Tampoco importó demasiado que el despliegue escénico, con ese aparatoso púlpito del alta tecnología, fuese calcado al de su anterior visita. La gira, de hecho, es la misma, lo que explica tanto que Sheeran sea el músico que más recaudó el año pasado en todo el planeta como que el montaje funcione como la seda, alternando unos momentos de intimidad nada fáciles en un espacio de esas dimensiones con frecuentes parloteos, invitaciones al público a participar y quedarse afónico e incluso espacio para las raíces irlandesas (o algo así) de «Galway Girl».

Justo antes, Sheeran ya se había coronado como trovador clásico recuperando en formato abreviado «All Of The Stars», «Kiss Me» y «Give Me Love», todas ellas de su primer álbum. Un momento de reposo y contemplación tras el que reaparecieron los loops, los ritmos y, en fin, el cantautor 2.0 de «I See Fire» y «Poor Wayfaring Stranger». «Si no os sabéis esta probablemente os habéis equivocado de concierto», dijo justo antes de acariciar un primer clímax con «Thinking Out Loud» y ponerse sentimental (cursi, dirán algunos) con «Photograph».

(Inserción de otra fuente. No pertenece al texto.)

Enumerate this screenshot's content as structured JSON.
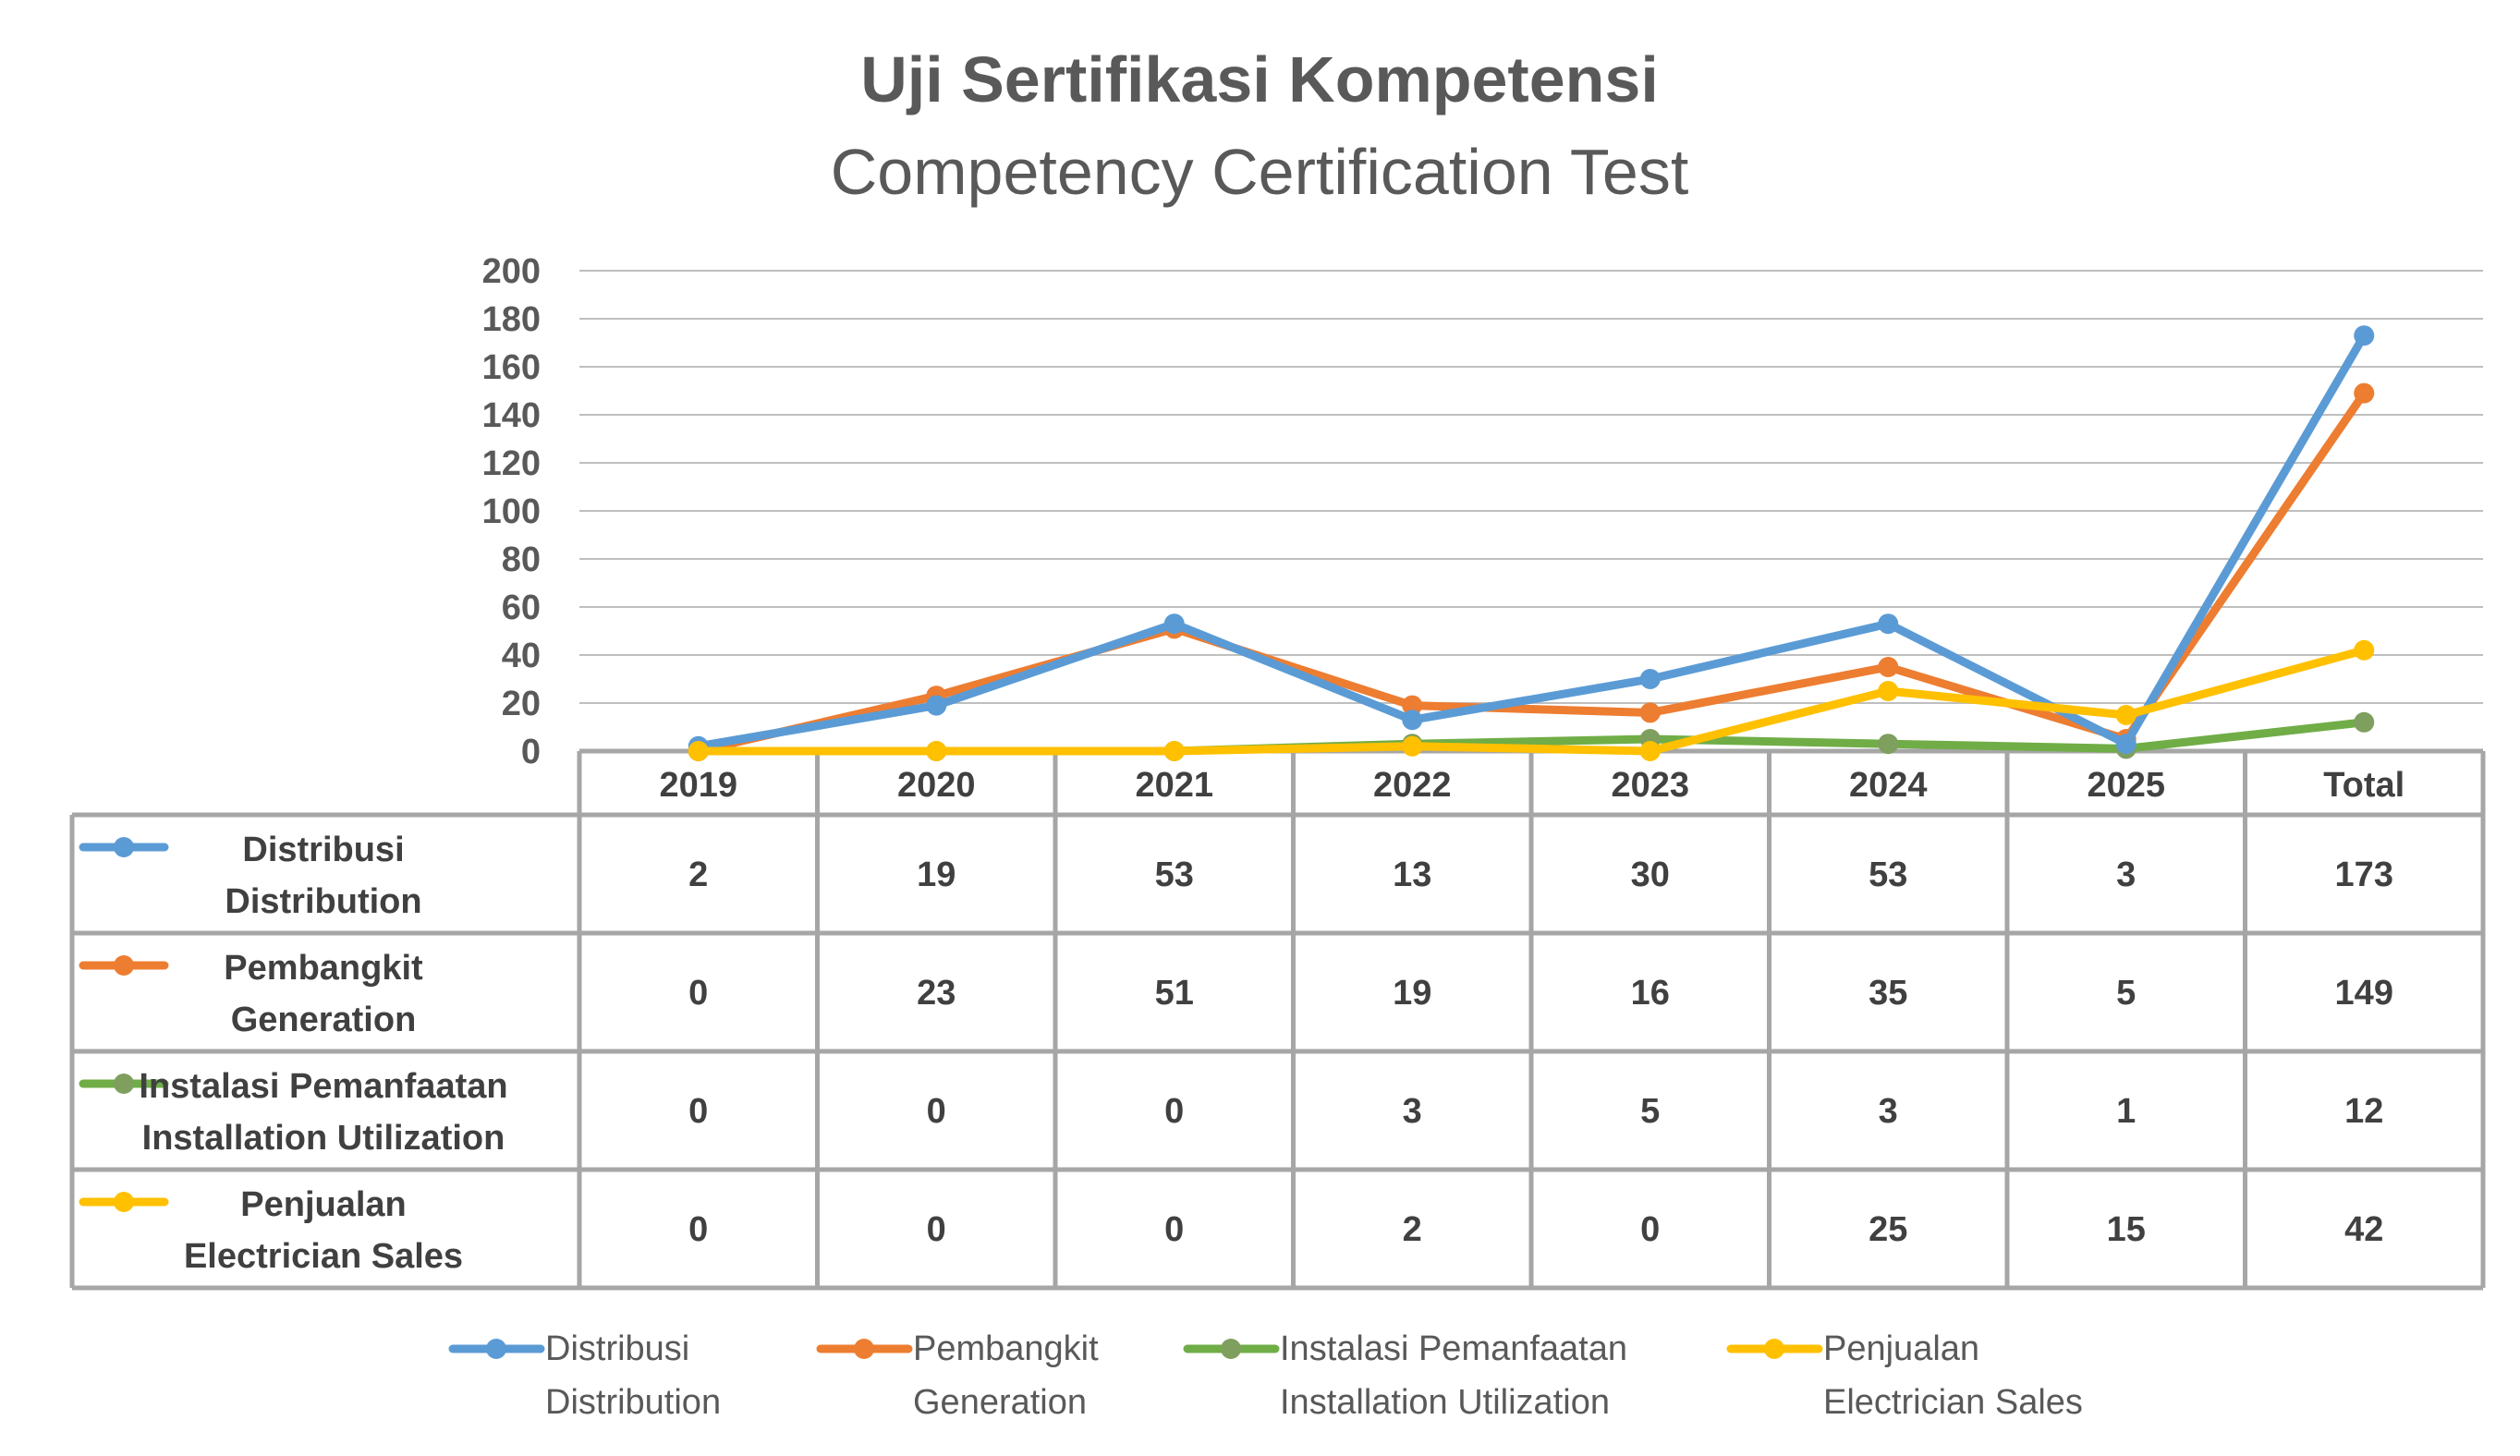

Se intuía ya una recta final que fue cobrando forma con el suave balanceo de «Perfect», el atracón de tópicos guiris de «Barcelona» y el enérgico y despendolado rasgueo de esa «Sing» de coros futboleros. El público, obediente, cantó hasta quedarse afónico, aunque aún tuvo energías para coronar a Sheeran como antihéroe millennial con «Shape Of You» y«You Need Me, I Don’t Need You».